“Voice from the Stone”

 

 

            Producer Dean Zanuck and Director Eric Howell have taken a calculated risk in bringing “Voice from the Stone” to the big screen.  It's non-genre.  That is, it doesn't fit neatly into any of the traditional categories of drama, mystery, thriller, or horror, not to mention comedy, romance, farce, historical, fantasy, family, and sci-fi.  It's kind of a ghost story within a family drama, set in Tuscany in the 1950's.
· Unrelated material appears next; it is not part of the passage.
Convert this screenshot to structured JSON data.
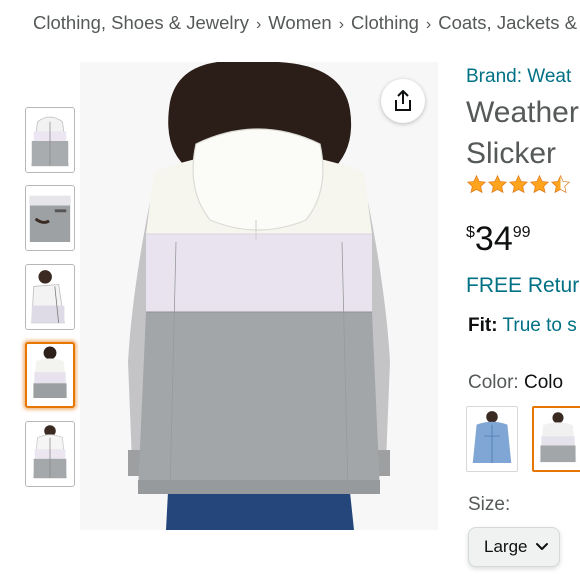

            Nine-year-old Jakob (Edward Dring) hasn't spoken a word since his mother died in his presence 7 months ago.  She had some kind of mysterious fever, and Jakob's father, Klaus (Marton Csokas) had gone to seek medical help, so Jacob was the only one with his Mother, Malvina (Caterina Marino), who assured him on her deathbed that some other woman would come to love him.

            Enter the new Nanny.  Verena (Emilia Clarke) is first shown in a tearful farewell from her previous client, so we get it that she's very good at what she does, which is care for challenging children.  Jakob is a challenge, all right.  He broods a lot, runs off by himself to play in the nearby woods or quarry, and sometimes hangs around the high tower connected with his castle-like home.

            Klaus tells Verena that the huge estate has been in his wife's family for hundreds of years.  Klaus is an artist who quit sculpting the day his wife died, so in his own way, he's gone silent, as well, at least artistically.  He obviously loves Jakob, but is at his wit's end trying to get him to speak, so turns to Verena for help.

            She tries to form a relationship with Jakob, but it's difficult. Though obedient to his father, he doesn't seem to want to follow any of Verena's suggestions or instructions.  Though Klaus dresses up in a suit every day, he seems to do little except brood and smoke cigarettes.  Verena meets the old groundskeeper, who only speaks Italian with her, and the old grandmother, who only speaks English with her.  Curiously, the grandmother doesn't seem to relate to any other members of the family; only Verena.

            One day Verena finds Jakob intently listening at a wall that adjoins the family crypt.  Klaus says Jakob is hearing the voice of his Mother, which Verena doubts, but after she's drawn in to the family dynamics, she wonders herself if it's possible.  Verena tries on some of Malvina's clothes, at the insistence of the Grandmother, and at first Klaus is indignant, then encouraging.  Stunned, he tells Verena that he didn't realize how much she resembles Malvina, and then hesitantly asks if Verena might also be willing to model for him, as Malvina did.

            Verena is reluctant at first, but eventually complies, which sets off some long-neglected erotic feelings in her, and possibly in Klaus, as well (part of the movie's technique is blurring the distinction between fantasy and reality).  The closeness with Klaus seems to correspond with some breakthroughs with Jakob, as he sometimes becomes playful with Verena, and seems to enjoy her company.

            So is there a voice from the crypt, and if so, is it Malvina, and what is she trying to convey to the living?  While Verena dreams of taking Malvina's place in the family, she also has nightmares of being summarily dispatched, as she fears Malvina might have been.  Are we supposed to be charmed, scared, intrigued, or merely curious? 

            Though “Voice from the Stone” is slow-moving, and subtitled (mostly at the beginning), and conveys the atmosphere of a previous generation of filmmaking, it's unique enough to arouse the curiosity of the more adventurous “art house” moviegoer.  But despite the recent star power of its leading lady, it's not likely to go mainstream.  Because it will struggle to find its niche audience.

 

Questions for Discussion:

1)                  How are children especially affected by the loss of a parent?

2)                  Have you ever felt “watched over” by a deceased family member?

3)                  How has grieving affected you?